Flight activation is going to be required to get the bees flying. They can do a minus 22 routinely, minus 40 and boast about it, minus 80 for a short time — a day or two — as long as they have access to fuel. I heard of this cluster heater bee concept from Jürgen Tautz from his book The Buzz About Bees. Inside the cluster, the bees are using micro thoracic vibrations of their flight muscles. They’re giving off enough heat for 70,000 cells.
Winter bees survive about 100 days. Warm season bees have about 30 days. Apparently, winter bees require additional development time after emerging. I thought that a winter bee was a genetically contrived, nutritionally derived organism and to some extent, I’m sure it is, but they still require feeding and nurturing to get them up to full power. If you have varroa mite feeding during that time, it disrupts that preparation (the blood hemolymph protein development that the bees are going to need to be sanctioned as a true winter bee).
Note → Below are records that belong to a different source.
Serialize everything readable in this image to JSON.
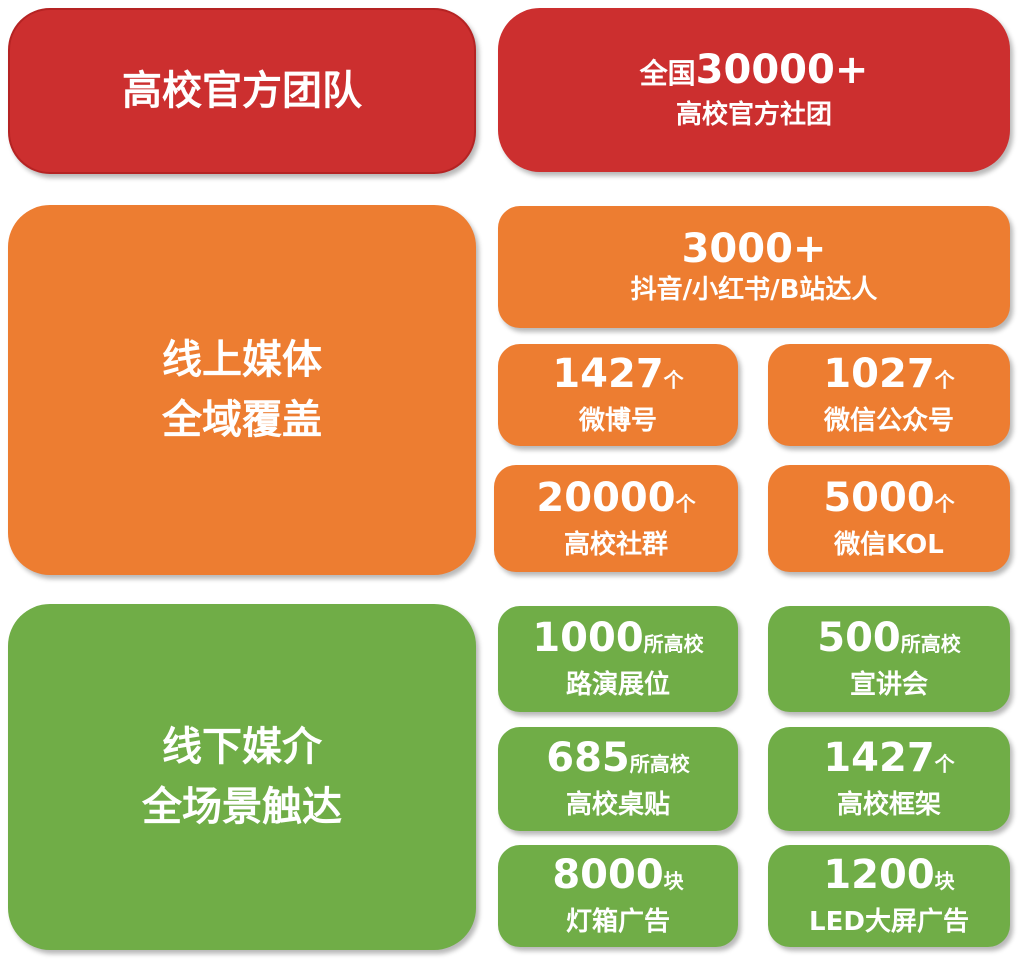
{
  "colors": {
    "red": "#CC2F2F",
    "orange": "#ED7D31",
    "green": "#70AD47"
  },
  "team": {
    "title": "高校官方团队",
    "stat": {
      "prefix": "全国",
      "number": "30000+",
      "label": "高校官方社团"
    }
  },
  "online": {
    "title_lines": [
      "线上媒体",
      "全域覆盖"
    ],
    "headline": {
      "number": "3000+",
      "label": "抖音/小红书/B站达人"
    },
    "stats": [
      {
        "number": "1427",
        "unit": "个",
        "label": "微博号"
      },
      {
        "number": "1027",
        "unit": "个",
        "label": "微信公众号"
      },
      {
        "number": "20000",
        "unit": "个",
        "label": "高校社群"
      },
      {
        "number": "5000",
        "unit": "个",
        "label": "微信KOL"
      }
    ]
  },
  "offline": {
    "title_lines": [
      "线下媒介",
      "全场景触达"
    ],
    "stats": [
      {
        "number": "1000",
        "unit": "所高校",
        "label": "路演展位"
      },
      {
        "number": "500",
        "unit": "所高校",
        "label": "宣讲会"
      },
      {
        "number": "685",
        "unit": "所高校",
        "label": "高校桌贴"
      },
      {
        "number": "1427",
        "unit": "个",
        "label": "高校框架"
      },
      {
        "number": "8000",
        "unit": "块",
        "label": "灯箱广告"
      },
      {
        "number": "1200",
        "unit": "块",
        "label": "LED大屏广告"
      }
    ]
  }
}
We choose three compounds off the litany list of things that kill, or at least harass, mites. Randy told me you need to feed bees because the ecosystem is not necessarily diverse enough to carry the population. Lastly, I’ve had all of these commercial beekeepers imply that if I don’t have something around 35,000 colonies I can’t justify calling myself a beekeeper.
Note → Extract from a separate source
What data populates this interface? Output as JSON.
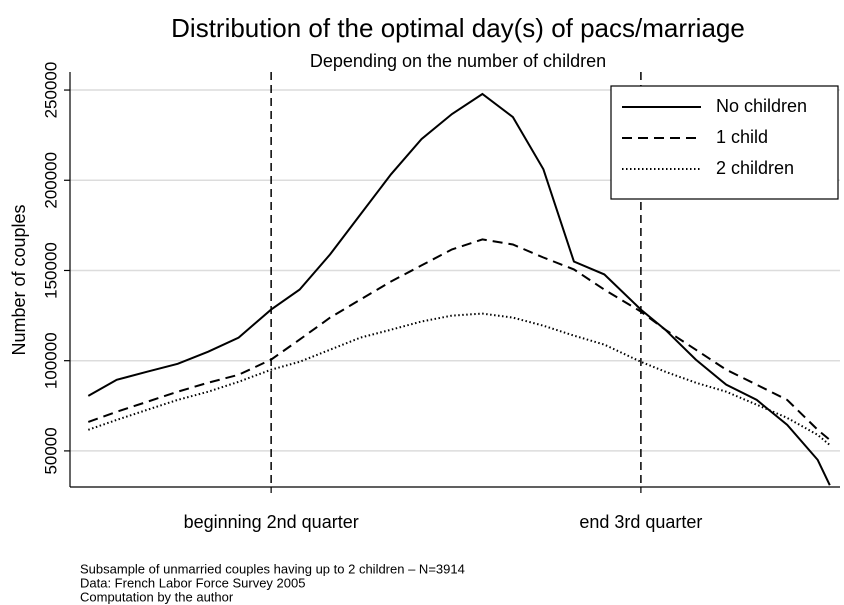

I was looking at beekeeper’s insurance at Nationwide and as I was filling out the form, I read “How many times a year do you migrate with your bees?” None. “How much honey do you sell per year at markets and wholesale?” Practically none. “How often do you require truck insurance for safety?” I ended up answering none for most if not all of the questions so I had to attach a disclaimer saying that I’m a retired professor and doing these things out of an exploratory, educational basis. I got a response from Nationwide that because I wasn’t a “traditional” beekeepers, they couldn’t cover me.
If you are a pre-varroa beekeeper, then you remember that even if you suddenly could control varroa without any apprehension, we still don’t have the full ecosystem. Where would you put five million colonies? What are you going to do with them when you catch them? There’s not enough room. It’s hard to do, you just don’t treat for a season and a half.